CHP 24 Haziran seçimlerinden sonra bile bile lades olan bir sürecin içine girdi. Sistem değişikliği tartışmalarında, yeni sistemin siyasi partilerin genel başkanlarının Cumhurbaşkanı adayı olmalarını gerektirdiği çokça dile getirilmişti. Aksi halde, Cumhurbaşkanı gösterilen kişinin kazanamasa bile partisinden çok oy alması durumunda, genel başkanın koltuğunu korumakta zorlanacağı iddia edilmişti. CHP ve Kılıçdaroğlu bu gerçeklikleri görmedi veya görmezlikten geldi. Nihayetinde, "son seçenek" olarak Muharrem İnce'nin aday gösterilmesiyle 24 Haziran seçimleri aynı zamanda CHP genel başkanlığı yarışını da kapsar hale geldi.

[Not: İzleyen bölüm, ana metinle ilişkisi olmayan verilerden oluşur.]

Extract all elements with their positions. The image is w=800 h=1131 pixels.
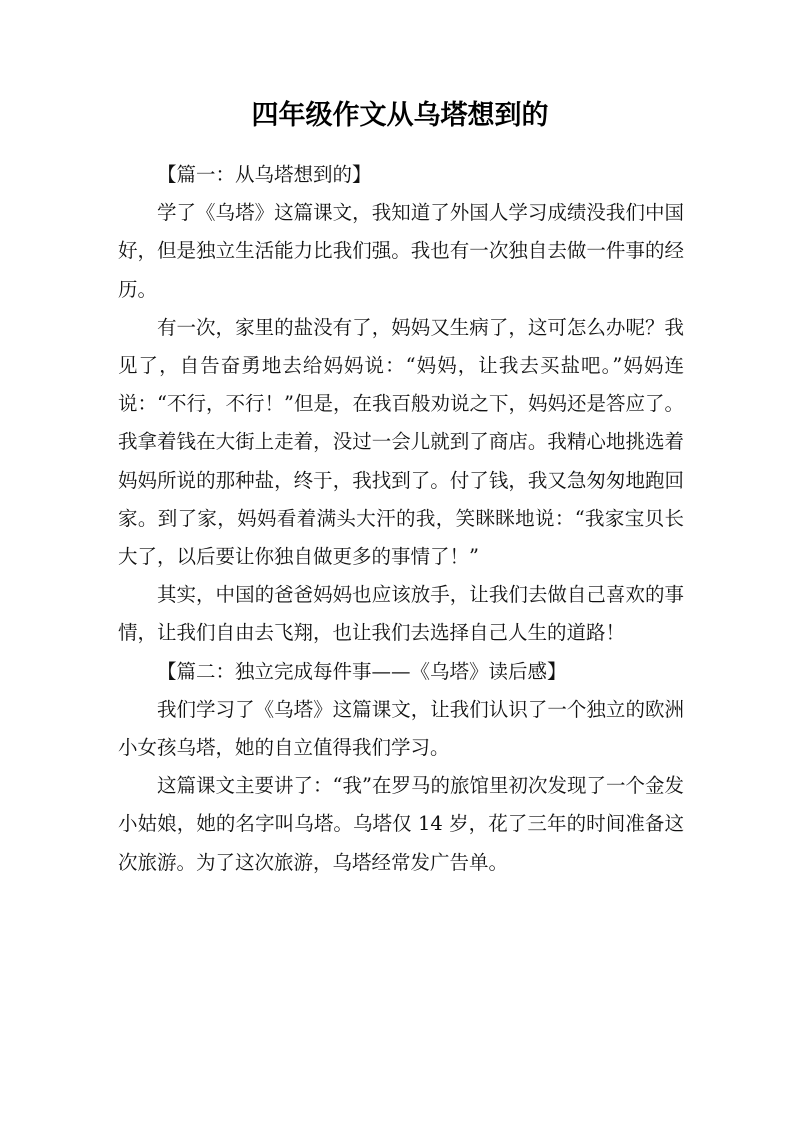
section-2-heading: 【篇二：独立完成每件事——《乌塔》读后感】	[157, 659, 567, 683]
section-2-paragraph-1: 我们学习了《乌塔》这篇课文，让我们认识了一个独立的欧洲小女孩乌塔，她的自立值得我们学习。	[118, 697, 684, 760]
document-title: 四年级作文从乌塔想到的	[251, 100, 549, 131]
section-1-paragraph-2: 有一次，家里的盐没有了，妈妈又生病了，这可怎么办呢？我见了，自告奋勇地去给妈妈说：“妈妈，让我去买盐吧。”妈妈连说：“不行，不行！”但是，在我百般劝说之下，妈妈还是答应了。我拿着钱在大街上走着，没过一会儿就到了商店。我精心地挑选着妈妈所说的那种盐，终于，我找到了。付了钱，我又急匆匆地跑回家。到了家，妈妈看着满头大汗的我，笑眯眯地说：“我家宝贝长大了，以后要让你独自做更多的事情了！”	[118, 315, 684, 569]
section-1-paragraph-1: 学了《乌塔》这篇课文，我知道了外国人学习成绩没我们中国好，但是独立生活能力比我们强。我也有一次独自去做一件事的经历。	[118, 201, 684, 301]
section-1-paragraph-3: 其实，中国的爸爸妈妈也应该放手，让我们去做自己喜欢的事情，让我们自由去飞翔，也让我们去选择自己人生的道路！	[118, 583, 684, 645]
section-2-paragraph-2: 这篇课文主要讲了：“我”在罗马的旅馆里初次发现了一个金发小姑娘，她的名字叫乌塔。乌塔仅 14 岁，花了三年的时间准备这次旅游。为了这次旅游，乌塔经常发广告单。	[118, 774, 684, 874]
section-1-heading: 【篇一：从乌塔想到的】	[157, 163, 372, 186]
document-body	[118, 156, 684, 882]
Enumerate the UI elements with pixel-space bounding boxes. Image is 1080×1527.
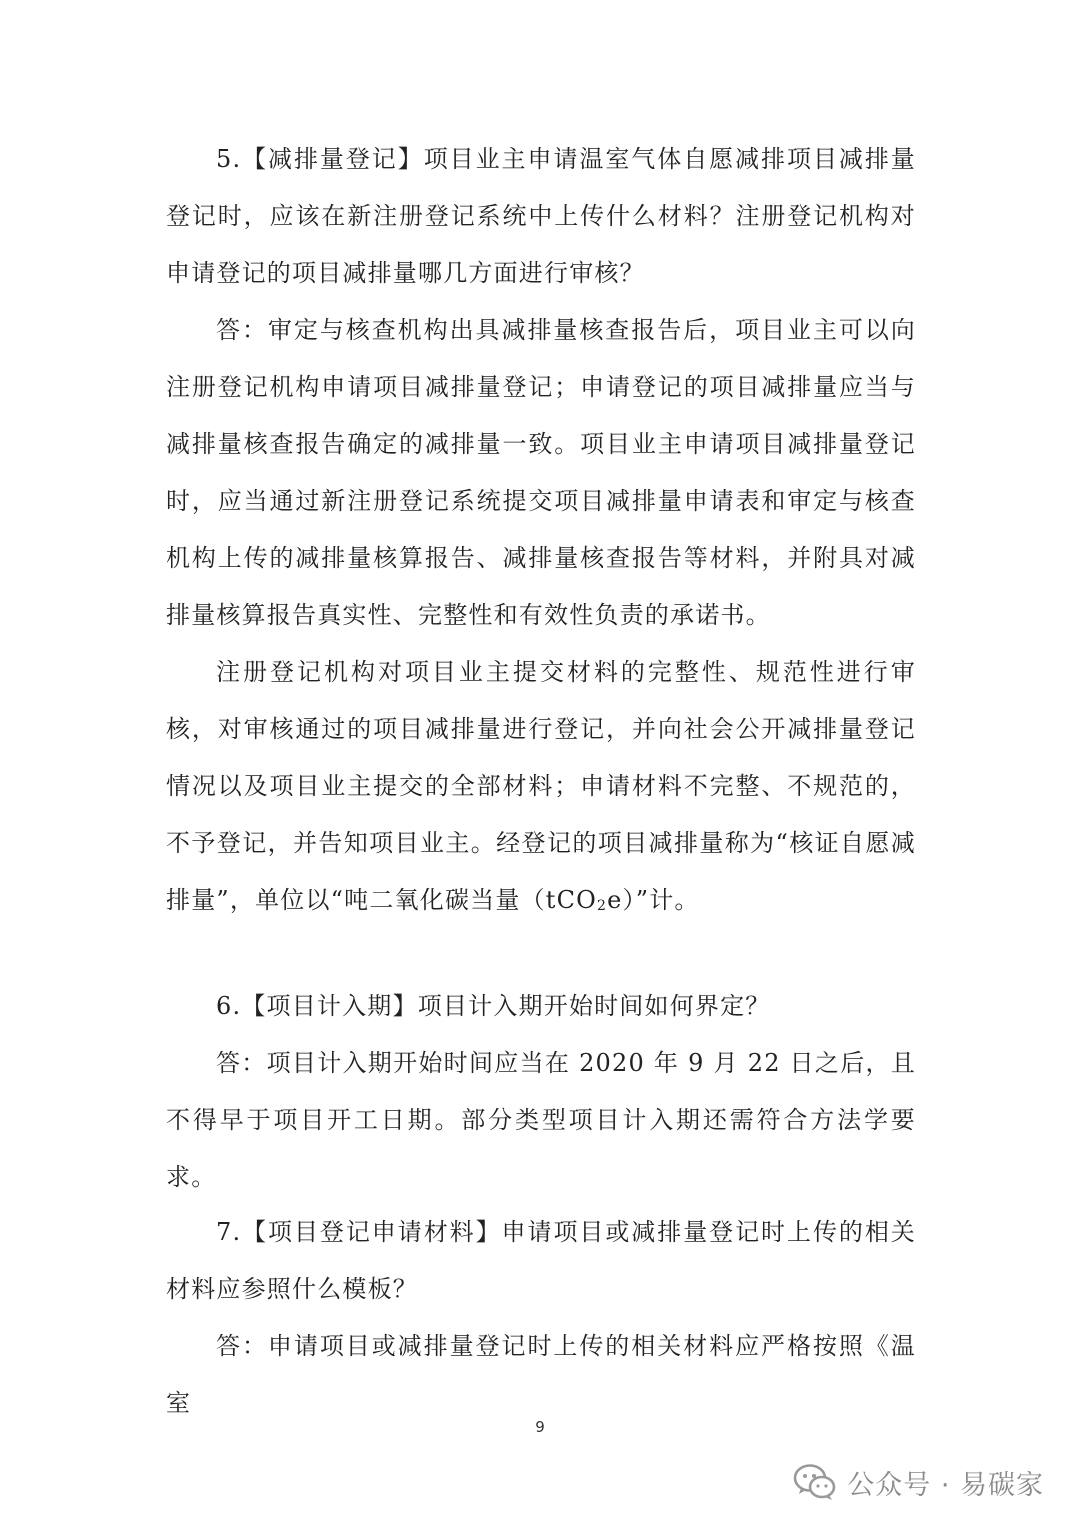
q5-question [166,131,916,302]
q6-question-text: 项目计入期开始时间如何界定？ [417,992,771,1020]
q6-answer: 答：项目计入期开始时间应当在 2020 年 9 月 22 日之后，且不得早于项目开工日期。部分类型项目计入期还需符合方法学要求。 [166,1049,916,1191]
watermark [793,1460,1044,1504]
q5-answer-paragraph-1: 答：审定与核查机构出具减排量核查报告后，项目业主可以向注册登记机构申请项目减排量登记；申请登记的项目减排量应当与减排量核查报告确定的减排量一致。项目业主申请项目减排量登记时，应当通过新注册登记系统提交项目减排量申请表和审定与核查机构上传的减排量核算报告、减排量核查报告等材料，并附具对减排量核算报告真实性、完整性和有效性负责的承诺书。 [166,316,916,629]
q5-question-text: 项目业主申请温室气体自愿减排项目减排量登记时，应该在新注册登记系统中上传什么材料？注册登记机构对申请登记的项目减排量哪几方面进行审核？ [166,145,916,287]
q5-answer-paragraph-2 [166,644,916,935]
q5-answer-2-text: 注册登记机构对项目业主提交材料的完整性、规范性进行审核，对审核通过的项目减排量进行登记，并向社会公开减排量登记情况以及项目业主提交的全部材料；申请材料不完整、不规范的，不予登记，并告知项目业主。经登记的项目减排量称为“核证自愿减排量”，单位以“吨二氧化碳当量（tCO [166,658,916,914]
page-number: 9 [535,1418,545,1436]
q6-question [166,978,916,1035]
watermark-text: 公众号 · 易碳家 [847,1469,1044,1501]
q7-question-prefix: 7.【项目登记申请材料】 [216,1218,502,1246]
q5-question-prefix: 5.【减排量登记】 [216,145,424,173]
q7-answer: 答：申请项目或减排量登记时上传的相关材料应严格按照《温室 [166,1332,916,1417]
q7-question-text: 申请项目或减排量登记时上传的相关材料应参照什么模板？ [166,1218,916,1303]
wechat-official-account-icon [793,1462,837,1502]
q5-answer-2-subscript: 2 [597,898,608,914]
q6-question-prefix: 6.【项目计入期】 [216,992,418,1020]
q5-answer-2-tail: e）”计。 [607,886,700,914]
q7-question [166,1204,916,1318]
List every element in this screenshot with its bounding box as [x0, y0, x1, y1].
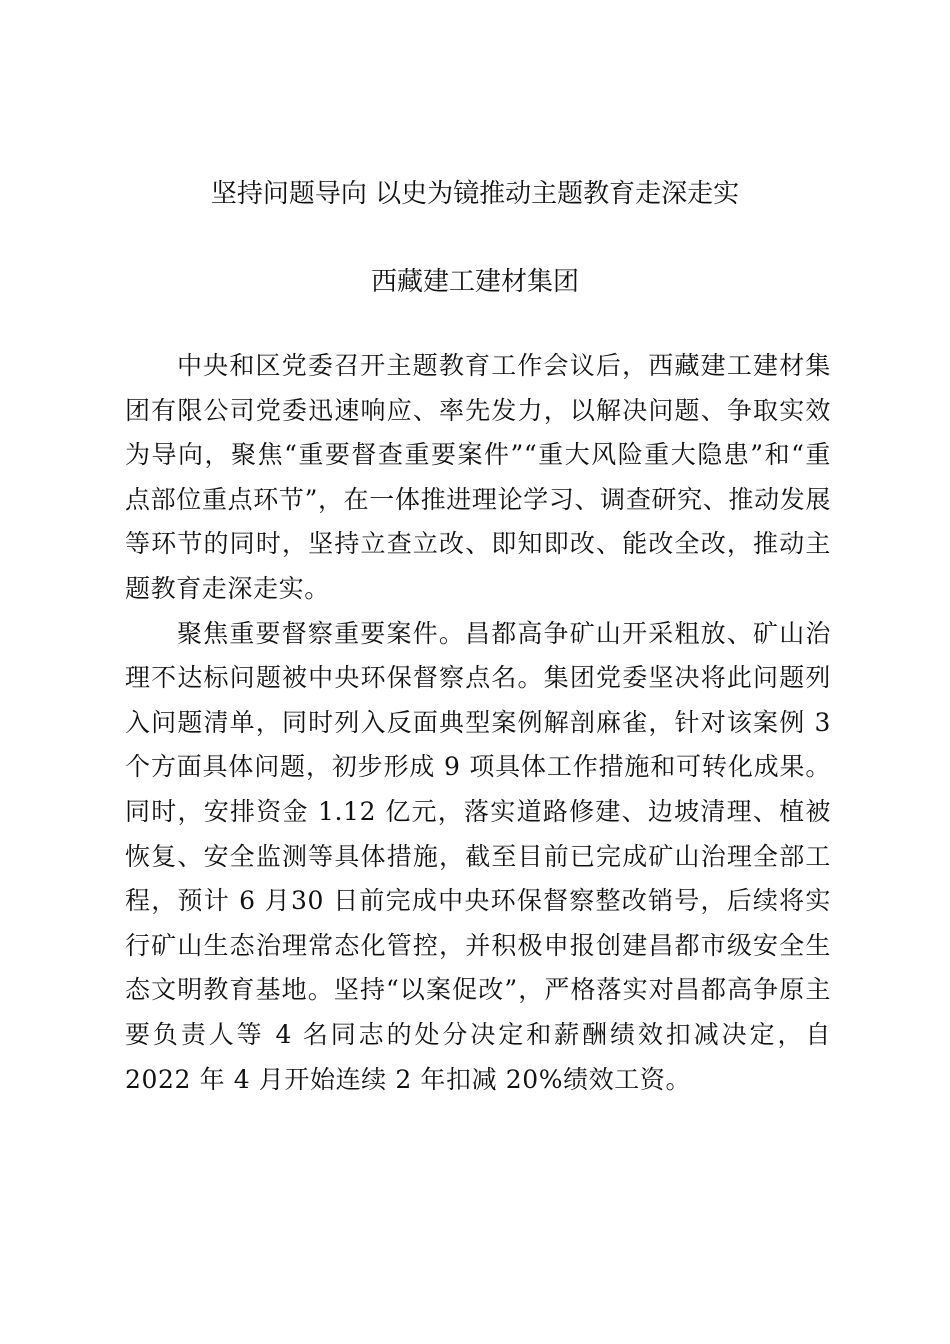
paragraph-supervision-cases: 聚焦重要督察重要案件。昌都高争矿山开采粗放、矿山治理不达标问题被中央环保督察点名。集团党委坚决将此问题列入问题清单，同时列入反面典型案例解剖麻雀，针对该案例 3 个方面具体问题，初步形成 9 项具体工作措施和可转化成果。同时，安排资金 1.12 亿元，落实道路修建、边坡清理、植被恢复、安全监测等具体措施，截至目前已完成矿山治理全部工程，预计 6 月30 日前完成中央环保督察整改销号，后续将实行矿山生态治理常态化管控，并积极申报创建昌都市级安全生态文明教育基地。坚持“以案促改”，严格落实对昌都高争原主要负责人等 4 名同志的处分决定和薪酬绩效扣减决定，自 2022 年 4 月开始连续 2 年扣减 20%绩效工资。: [125, 618, 831, 1094]
document-body: [125, 344, 831, 1102]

Bu tarihten itibaren CHP'de tüm mesajlar Türkiye'nin yönetimini değil, CHP'nin yönetimini elde etmek veya elinde tutmak için verildi. Seçmenler aslında son üç aydır gergin geçen bu yarışın izlerini çokça gördü. Muharrem İnce'nin Cumhurbaşkanlığı adaylığı açıklanırken, Kılıçdaroğlu bürokrat olduğu dönemde zımni olarak siyaset yapmadıysa kendisinden daha eski siyasetçi olan Muharrem İnce'yi, "eski bir öğretmen yeni bir politikacı, sayın Muharrem İnce gel bakalım buraya" diyerek kürsüye çağırdı. Muharrem İnce de kampanyasında bir parti genel başkanı edasıyla CHP seçmenine diğer parti başkanlarının da Cumhurbaşkanlığı seçimlerinde aday olabilmesi için imza kampanyalarına katılmaları yönünde "talimat veriyorum" dedi. Kılıçdaroğlu İnce'ye yakın milletvekillerini liste dışı bıraktı, İnce açıkça "onlar vekilleri belirlesin, ben Bakanlar Kurulu'nu belirleyeceğim" dedi. 24 Haziran seçimlerinde İnce'nin CHP'den fazla oy alması ile işler iyice karıştı. İnce yemekteki konuşmaları deşifre etti, Kılıçdaroğlu kendisini istifaya çağıran milletvekili hakkında disiplin mekanizmasını devreye soktu. Ve buna benzer çok sayıda siyasi atraksiyon…Sonunda mesele CHP'deki muhalif kanadın olağanüstü kurultay toplamak için delegelerden imza toplamasına kadar geldi.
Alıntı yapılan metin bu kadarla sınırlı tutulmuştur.